According to the newspaper, Sweden's national police have added crime-ridden areas in Uppsala, Landskrona and Borås, as well as new problem areas in Malmö, Stockholm and Gothenburg.
Police told Swedish Radio that the number of areas had increased but would not confirm the details of DN's report.
If confirmed, the new list will bring the number of especially vulnerable areas to 23 from the 15 named in a 2015 police report.
Linda Staaf, head of the intelligence department at the police's national operations department Noa, told the newspaper that the increase was a result of better intelligence rather than a worsening in the situation in these areas.
"In comparison to the last report we now have more knowledge and a better picture," she said.

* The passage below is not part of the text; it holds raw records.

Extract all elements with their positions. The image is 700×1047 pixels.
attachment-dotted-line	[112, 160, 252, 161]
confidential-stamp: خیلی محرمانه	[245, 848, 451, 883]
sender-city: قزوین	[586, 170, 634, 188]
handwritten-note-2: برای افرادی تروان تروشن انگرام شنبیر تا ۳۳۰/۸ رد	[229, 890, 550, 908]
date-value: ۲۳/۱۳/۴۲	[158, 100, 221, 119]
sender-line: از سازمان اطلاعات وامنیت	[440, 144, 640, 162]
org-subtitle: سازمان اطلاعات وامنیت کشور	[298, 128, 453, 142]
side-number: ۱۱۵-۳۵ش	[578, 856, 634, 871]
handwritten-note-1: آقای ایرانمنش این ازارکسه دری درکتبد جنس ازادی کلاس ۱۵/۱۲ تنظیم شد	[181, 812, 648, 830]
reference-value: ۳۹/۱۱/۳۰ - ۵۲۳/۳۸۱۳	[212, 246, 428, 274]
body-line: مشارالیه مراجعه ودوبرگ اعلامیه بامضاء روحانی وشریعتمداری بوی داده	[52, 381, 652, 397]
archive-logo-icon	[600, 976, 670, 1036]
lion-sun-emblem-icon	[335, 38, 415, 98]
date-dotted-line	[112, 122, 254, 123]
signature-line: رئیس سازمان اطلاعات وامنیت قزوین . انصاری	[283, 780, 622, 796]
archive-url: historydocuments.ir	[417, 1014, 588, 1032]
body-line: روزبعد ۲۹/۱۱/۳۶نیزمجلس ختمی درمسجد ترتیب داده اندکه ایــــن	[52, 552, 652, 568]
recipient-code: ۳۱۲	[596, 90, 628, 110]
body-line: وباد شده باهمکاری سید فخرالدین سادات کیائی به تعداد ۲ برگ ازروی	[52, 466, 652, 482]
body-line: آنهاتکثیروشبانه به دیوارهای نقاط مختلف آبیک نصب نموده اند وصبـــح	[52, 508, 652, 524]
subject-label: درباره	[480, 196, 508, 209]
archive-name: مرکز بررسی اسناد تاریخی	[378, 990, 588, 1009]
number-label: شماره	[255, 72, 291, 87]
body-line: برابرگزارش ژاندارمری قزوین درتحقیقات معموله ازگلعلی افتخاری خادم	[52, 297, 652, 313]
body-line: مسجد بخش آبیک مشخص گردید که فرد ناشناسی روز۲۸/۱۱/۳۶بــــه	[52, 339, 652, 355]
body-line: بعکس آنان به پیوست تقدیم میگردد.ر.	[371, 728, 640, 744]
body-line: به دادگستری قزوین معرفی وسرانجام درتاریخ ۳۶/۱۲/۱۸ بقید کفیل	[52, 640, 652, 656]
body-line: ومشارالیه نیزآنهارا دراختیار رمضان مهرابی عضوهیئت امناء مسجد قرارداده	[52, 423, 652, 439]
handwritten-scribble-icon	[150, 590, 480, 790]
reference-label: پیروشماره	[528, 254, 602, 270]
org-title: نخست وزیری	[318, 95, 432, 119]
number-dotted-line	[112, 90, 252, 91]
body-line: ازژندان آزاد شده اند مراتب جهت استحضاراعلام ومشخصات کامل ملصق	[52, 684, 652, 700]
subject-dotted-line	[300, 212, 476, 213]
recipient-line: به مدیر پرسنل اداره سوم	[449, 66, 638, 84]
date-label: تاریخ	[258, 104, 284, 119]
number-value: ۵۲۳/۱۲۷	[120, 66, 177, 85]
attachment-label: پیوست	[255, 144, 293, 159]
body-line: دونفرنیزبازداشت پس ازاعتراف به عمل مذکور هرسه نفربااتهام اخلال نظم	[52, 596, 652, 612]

The new areas include Gottsunda i Uppsala, Karlslund in Landskrona, Norrby and Hässleholmen/Hulta in Borås, Fittja and Alby in Stockholm, Tynnered/Grevegården/Opaltorget in Gothenburg, and Nydala/Hermodsdal/Lindängen in Malmö.
After police released its 2015 report, the international right-wing media began describing the 15 areas as police "no-go zones", a description police reject.
Erik Åkerlund, chief of police in Botkyrka, southern Stockholm, one of the areas, said rather than being places police fear to enter, the areas were places where they felt they were needed most.
"For me it's more like 'go go zones'," he told Radio Sweden in February. "It's where we work."